Handle missing values

Question

Handle missing values

xiw588 opened this issue 2 years ago · 9 comments

Hi I have a question about how this package handle missing values in HLA types. For example, a sample may have only one HLA classI A allele available, and no DRA alleles at all. Should I replace all the blanks with NA or so to run through the functions, such as hlaToVariable()?

Thanks a lot!

Answer 1 · 2023-03-23T14:48:31.000Z

When I tried to apply the function hlaToVariable(), I kept receiving the following similar error messages:

Error: values: , , , , in hla_calls doesn't follow HLA numbers specification

Can you help me with this?

Answer 2 · 2023-03-23T15:09:42.000Z

Hi @xiw588
The package can handle missing values. If you are loading your data using readHlaCalls function it has na.strings argument were you can specify which values should be interpreted as NA. By default these are "Not typed", "-", "NA".
To make it interpret blanks as NA values use something like readHlaCalls(input_file, na.strings="").

Hope it helps!

Answer 3 · 2023-03-23T15:44:12.000Z

Thank you so much for the swift response, this is really helpful!! But I just realized that the issue is due to the wrong format of my data, which means the alleles don't match exactly the columns when there was missing. Here I attached a sample file. Do you know if there is any way to easily fix this so that every sample would have the same number of columns and can be feed into your package?

sample.xlsx

Answer 4 · 2023-03-24T04:13:00.000Z

Hi I figured this out but came around another issue when applying hlaCallsGranthamDistance() to the dataframe that I used for hlaToVariable(). I received the following error message. Do you have any idea of what is the wrong here? Thanks
" Error in alignment[allele1, ] : invalid subscript type 'list' "

Answer 5 · 2023-03-24T07:26:39.000Z

Unfortunately, I do not recognize this error message. Could you provide some data so I can reproduce this error?
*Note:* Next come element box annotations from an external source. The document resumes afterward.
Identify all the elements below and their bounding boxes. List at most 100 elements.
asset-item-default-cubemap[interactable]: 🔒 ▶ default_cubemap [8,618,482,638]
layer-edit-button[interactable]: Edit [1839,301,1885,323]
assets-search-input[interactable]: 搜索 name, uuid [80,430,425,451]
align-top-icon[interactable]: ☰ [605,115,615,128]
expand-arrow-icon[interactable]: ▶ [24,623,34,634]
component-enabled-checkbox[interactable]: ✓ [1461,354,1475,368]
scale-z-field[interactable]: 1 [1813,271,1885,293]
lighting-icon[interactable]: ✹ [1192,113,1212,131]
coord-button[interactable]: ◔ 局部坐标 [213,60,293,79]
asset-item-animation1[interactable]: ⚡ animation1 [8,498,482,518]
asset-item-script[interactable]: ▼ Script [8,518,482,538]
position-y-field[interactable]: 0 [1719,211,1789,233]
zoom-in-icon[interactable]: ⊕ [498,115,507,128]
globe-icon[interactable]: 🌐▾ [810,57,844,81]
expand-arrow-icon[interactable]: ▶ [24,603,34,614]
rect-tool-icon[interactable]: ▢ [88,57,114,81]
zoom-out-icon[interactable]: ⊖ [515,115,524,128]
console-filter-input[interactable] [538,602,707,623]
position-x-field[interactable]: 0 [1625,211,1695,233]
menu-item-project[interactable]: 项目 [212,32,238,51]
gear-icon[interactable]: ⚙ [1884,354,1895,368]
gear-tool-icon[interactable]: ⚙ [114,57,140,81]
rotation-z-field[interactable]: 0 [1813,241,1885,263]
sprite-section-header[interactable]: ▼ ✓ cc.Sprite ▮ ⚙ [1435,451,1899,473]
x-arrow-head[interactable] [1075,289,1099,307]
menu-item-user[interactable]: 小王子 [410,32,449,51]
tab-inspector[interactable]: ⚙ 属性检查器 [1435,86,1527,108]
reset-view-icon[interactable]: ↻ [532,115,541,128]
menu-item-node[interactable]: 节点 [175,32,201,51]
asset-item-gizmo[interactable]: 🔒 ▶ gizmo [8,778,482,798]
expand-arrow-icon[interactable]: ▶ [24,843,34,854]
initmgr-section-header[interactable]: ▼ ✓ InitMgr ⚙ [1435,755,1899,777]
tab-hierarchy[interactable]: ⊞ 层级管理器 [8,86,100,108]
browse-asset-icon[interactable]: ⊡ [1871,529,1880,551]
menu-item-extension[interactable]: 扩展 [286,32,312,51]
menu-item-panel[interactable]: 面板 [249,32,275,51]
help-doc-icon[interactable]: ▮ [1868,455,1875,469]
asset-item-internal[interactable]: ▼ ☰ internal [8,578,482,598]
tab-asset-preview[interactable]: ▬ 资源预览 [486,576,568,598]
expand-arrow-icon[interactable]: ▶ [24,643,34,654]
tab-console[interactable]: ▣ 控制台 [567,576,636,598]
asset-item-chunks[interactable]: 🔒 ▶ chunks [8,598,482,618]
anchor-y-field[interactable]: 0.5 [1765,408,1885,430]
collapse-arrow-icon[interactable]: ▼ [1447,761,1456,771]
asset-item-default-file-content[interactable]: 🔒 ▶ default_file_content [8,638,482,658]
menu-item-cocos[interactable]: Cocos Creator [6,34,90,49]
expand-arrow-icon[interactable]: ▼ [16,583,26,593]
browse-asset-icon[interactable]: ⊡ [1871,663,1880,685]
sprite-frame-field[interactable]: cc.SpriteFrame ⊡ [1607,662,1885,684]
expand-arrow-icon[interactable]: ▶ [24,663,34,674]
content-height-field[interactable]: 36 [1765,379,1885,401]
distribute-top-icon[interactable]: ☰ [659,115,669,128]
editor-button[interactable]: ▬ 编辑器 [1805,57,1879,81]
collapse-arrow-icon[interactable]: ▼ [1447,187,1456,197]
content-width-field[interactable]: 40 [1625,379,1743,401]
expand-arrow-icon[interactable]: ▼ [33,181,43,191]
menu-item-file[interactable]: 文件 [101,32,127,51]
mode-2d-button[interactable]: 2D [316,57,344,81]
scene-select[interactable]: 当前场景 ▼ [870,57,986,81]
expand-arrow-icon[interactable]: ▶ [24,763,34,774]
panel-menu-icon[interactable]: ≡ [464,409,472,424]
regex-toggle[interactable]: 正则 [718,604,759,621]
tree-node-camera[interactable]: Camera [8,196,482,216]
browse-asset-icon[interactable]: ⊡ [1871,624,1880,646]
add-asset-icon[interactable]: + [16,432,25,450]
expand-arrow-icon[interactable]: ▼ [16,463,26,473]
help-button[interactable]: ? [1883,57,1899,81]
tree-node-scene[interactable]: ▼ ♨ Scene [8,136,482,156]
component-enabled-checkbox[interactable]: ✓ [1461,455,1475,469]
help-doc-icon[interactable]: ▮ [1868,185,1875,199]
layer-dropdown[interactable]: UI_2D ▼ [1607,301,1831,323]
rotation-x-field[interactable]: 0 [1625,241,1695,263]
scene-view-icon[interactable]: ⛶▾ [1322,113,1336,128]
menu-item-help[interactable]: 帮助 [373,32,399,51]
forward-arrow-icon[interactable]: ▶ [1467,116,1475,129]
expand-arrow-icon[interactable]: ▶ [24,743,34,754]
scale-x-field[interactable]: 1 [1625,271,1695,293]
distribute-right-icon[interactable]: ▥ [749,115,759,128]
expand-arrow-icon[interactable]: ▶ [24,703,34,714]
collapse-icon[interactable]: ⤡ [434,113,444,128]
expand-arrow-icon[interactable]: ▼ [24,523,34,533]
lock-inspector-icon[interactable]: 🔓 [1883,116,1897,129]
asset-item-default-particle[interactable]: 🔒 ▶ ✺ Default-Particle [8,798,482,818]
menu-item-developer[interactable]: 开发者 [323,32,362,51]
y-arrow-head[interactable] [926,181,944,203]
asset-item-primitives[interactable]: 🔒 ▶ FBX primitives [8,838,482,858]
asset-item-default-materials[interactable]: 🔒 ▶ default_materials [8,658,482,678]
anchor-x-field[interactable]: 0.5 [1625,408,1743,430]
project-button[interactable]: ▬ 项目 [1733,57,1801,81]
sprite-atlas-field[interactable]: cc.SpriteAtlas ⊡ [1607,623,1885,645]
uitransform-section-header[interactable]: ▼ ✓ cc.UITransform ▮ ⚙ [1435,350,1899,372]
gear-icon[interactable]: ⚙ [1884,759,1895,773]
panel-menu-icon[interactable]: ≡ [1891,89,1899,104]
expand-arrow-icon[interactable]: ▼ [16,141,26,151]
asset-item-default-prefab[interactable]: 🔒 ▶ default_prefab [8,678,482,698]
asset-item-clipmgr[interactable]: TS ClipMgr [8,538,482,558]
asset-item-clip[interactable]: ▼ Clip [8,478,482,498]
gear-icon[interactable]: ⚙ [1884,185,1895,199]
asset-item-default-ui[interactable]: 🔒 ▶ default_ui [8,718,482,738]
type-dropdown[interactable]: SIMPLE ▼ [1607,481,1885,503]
Answer 6 · 2023-03-28T14:09:33.000Z

I figured this out!! Thanks! Actually, I have another question regarding the calculation of HED in your package. I found inconsistent with using https://sourceforge.net/projects/granthamdist/files/, but it seems that you used the same formula of Grantham Distance. Can you clarify on this please? Thanks

Answer 7 · 2023-03-28T15:38:26.000Z

@xiw588 while I am not familiar with the tool you have provided, my guess would be that the differences may steam from different choice of peptide region used in the calculation. For more details I am referring you to midasHLA documentation on hlaCallsGranthamDistance:

...
Grantham distance is calculated only for class I HLA alleles. First
exons forming the variable region in the peptide binding groove are selected.
Here we provide option to choose either "binding_groove" - exon 2 and
3 (positions 1-182 in IMGT/HLA alignments, however here we take 2-182 as many
1st positions are missing), "B_pocket" -  residues 7, 9, 24, 25, 34,
45, 63, 66, 67, 70, 99 and "F_pocket" - residues 77, 80, 81, 84, 95,
116, 123, 143, 146, 147. Then all the alleles containing gaps, stop codons or
indels are discarded. Finally distance is calculated for each pair.
...

But that is all guessing, unless you provide a concrete example that I can reproduce on my side it is impossible for me to tell what is happening.

Answer 8 · 2023-03-28T20:09:54.000Z

Hi Thank you so much for your response. This could be a possibility and I am wondering if the normalization process play a role too. For example A0101 and A2402, I got 10.60773 from your algorithm and 0.138121547 from the other.

Answer 9 · 2023-03-28T21:36:29.000Z

Ok, so eventually I've tried granthamdist pearl scripts you were referencing and i got the same result in both tools:

granthamdist
inp.txt

» perl CalculateIndividualDivergence.pl -f HLA_ClassI_CWDonly.fas -i inp.txt

***********
Command line: -f HLA_ClassI_CWDonly.fas -i inp.txt
Genotype file: inp.txt
Fasta file: HLA_ClassI_CWDonly.fas
Distance matrix used: AAdistMatrix_Grantham.cnv
***********

Calculating distances...

Calculations finished (1 genotypes processed) and output file created:
        inp.txt.IndividualDivergence.txt

» cat inp.txt.IndividualDivergence.txt
ID      AlleleNumber    Divergence_Average      Divergence_Sum  AlleleList
ID2     2       10.6077348066298        10.6077348066298        A2402   A0101

midasHLA

> df <- data.frame(ID = c("S1", "S2"), A_1 = c("A*01:01", "A*24:02"), A_2 = c("A*24:02", "A*01:01"))
> hlaCallsGranthamDistance(df, "A")
   ID        A
1 S1 10.60773
2 S2 10.60773

I am closing this issue since it diverged from the original topic of handling missing values.